La Journée africaine de la fonction publique, un laboratoire continental
Quinze mois à peine après la pandémie qui a mis à nu la vulnérabilité des administrations africaines, la 10ᵉ Journée africaine de la fonction publique (JAFP) s’est tenue à Addis-Abeba sous l’œil vigilant de l’Union africaine. Ministres, hauts fonctionnaires, universitaires et partenaires au développement y ont planché trois jours durant sur la résilience administrative, thème devenu incontournable depuis que la digitalisation s’impose comme socle d’une gouvernance équitable. Dans ce cénacle, chaque délégation avait la charge de démontrer, preuves à l’appui, la pertinence de ses réformes. L’exercice tenait autant de la revue de projets que de la diplomatie d’influence, tant il est vrai que l’efficacité administrative constitue désormais un atout géopolitique majeur.
Brazzaville déroule sa feuille de route numérique
Confiée à Christian Aboké-Ndza, directeur de cabinet du ministre d’État en charge de la Fonction publique, la délégation congolaise a misé sur une communication offensive, chiffres et maquettes à l’appui. Dans la droite ligne du projet présidentiel « Ensemble, poursuivons la marche », l’orateur a détaillé un arsenal d’innovations : enrôlement biométrique de quelque 105 000 agents civils, déploiement d’un Système intégré de gestion des ressources humaines de l’État (SIGRH) et interconnexion progressive des directions techniques. À ces actions s’ajoutent la création d’un Répertoire interministériel des métiers, l’étude d’un futur système de gestion électronique des documents et l’opérationnalisation d’un portail citoyen destiné à raccourcir la distance symbolique entre administration et administrés. L’objectif affiché, « rapprocher le service public des usagers », se veut la déclinaison concrète de la Charte africaine sur les valeurs et principes du service public, que le Congo a intégrée dans son nouveau cadre légal.

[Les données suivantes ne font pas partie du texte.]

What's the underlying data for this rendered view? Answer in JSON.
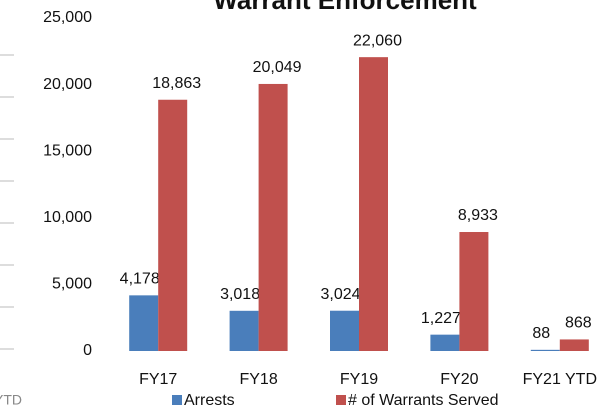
{
  "chart_data": {
    "type": "bar",
    "title": "Warrant Enforcement",
    "categories": [
      "FY17",
      "FY18",
      "FY19",
      "FY20",
      "FY21 YTD"
    ],
    "series": [
      {
        "name": "Arrests",
        "color": "#4a7ebb",
        "values": [
          4178,
          3018,
          3024,
          1227,
          88
        ],
        "value_labels": [
          "4,178",
          "3,018",
          "3,024",
          "1,227",
          "88"
        ]
      },
      {
        "name": "# of Warrants Served",
        "color": "#c0504d",
        "values": [
          18863,
          20049,
          22060,
          8933,
          868
        ],
        "value_labels": [
          "18,863",
          "20,049",
          "22,060",
          "8,933",
          "868"
        ]
      }
    ],
    "ylim": [
      0,
      25000
    ],
    "yticks": [
      0,
      {
        "value": 5000,
        "label": "5,000"
      },
      {
        "value": 10000,
        "label": "10,000"
      },
      {
        "value": 15000,
        "label": "15,000"
      },
      {
        "value": 20000,
        "label": "20,000"
      },
      {
        "value": 25000,
        "label": "25,000"
      }
    ],
    "grid": false,
    "legend": "bottom",
    "clipped_text": "YTD"
  }
}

Réactions mesurées, enjeux réels
Les participants ont salué l’audace de Brazzaville, sans dissimuler leurs interrogations sur la soutenabilité budgétaire d’un tel chantier. Plusieurs observateurs rappellent que la biométrie, coûteuse à l’amorçage, produit ses économies à moyen terme seulement si le contrôle interne reste rigoureux. Le directeur de cabinet a saisi la tribune pour solliciter de la Commission de l’Union africaine un appui technique à l’élaboration des rapports de suivi de la Charte, obtenant in fine la promesse d’une session de formation pour les cadres congolais. Au-delà de la reconnaissance protocolaire, cet accompagnement constitue un gage de crédibilité : il ancre la réforme congolaise dans un cadre d’évaluation continental et la soumet à un devoir de redevabilité qui fera office de test grandeur nature.
La société civile, variable d’ajustement ou acteur stratégique ?
Point de détail pour certains, pivot démocratique pour d’autres, la participation de la société civile a occupé une place non négligeable dans l’allocution congolaise. Christian Aboké-Ndza a mis en avant le Comité national du dialogue social ainsi que les conseils consultatifs dédiés aux femmes, aux jeunes et aux personnes handicapées. Sur le papier, ces dispositifs répondent aux exigences d’inclusivité célébrées par l’Union africaine. Reste à savoir si, dans les faits, les organisations non gouvernementales auront un droit de regard substantiel sur la mise en œuvre technique des solutions numériques. Plusieurs experts présents à Addis-Abeba ont averti : « La modernisation ne se mesure pas seulement en kilomètres de fibre optique, elle se jauge à l’aune de la confiance citoyenne ». Cet avertissement, prononcé avec diplomatie, souligne que toute transformation administrative qui négligerait la culture du service risquerait de reproduire les biais qu’elle prétend corriger.
Cap sur 2027 : entre espoirs et incertitudes
La prochaine édition de la JAFP, programmée en 2027 toujours en Éthiopie, servira de banc d’essai aux promesses formulées cette année. Brazzaville, désormais sous le regard d’un réseau d’experts continentaux, devra démontrer la pérennité de son infrastructure numérique, mais aussi sa capacité à former et retenir des fonctionnaires qualifiés. À moyen terme, la réussite congolaise pourrait constituer un précédent pour les États d’Afrique centrale longtemps jugés en retard sur la digitalisation. À l’inverse, un ralentissement ferait figure d’argument pour les partisans d’une réforme plus graduelle. L’enjeu dépasse donc la seule administration : il touche à la compétitivité régionale et à la crédibilité du multilatéralisme africain. Entre volontarisme politique et contraintes structurelles, l’État congolais se trouve face à un pari de cohérence : inscrire la technologie au service d’un contrat social renouvelé, et non l’inverse.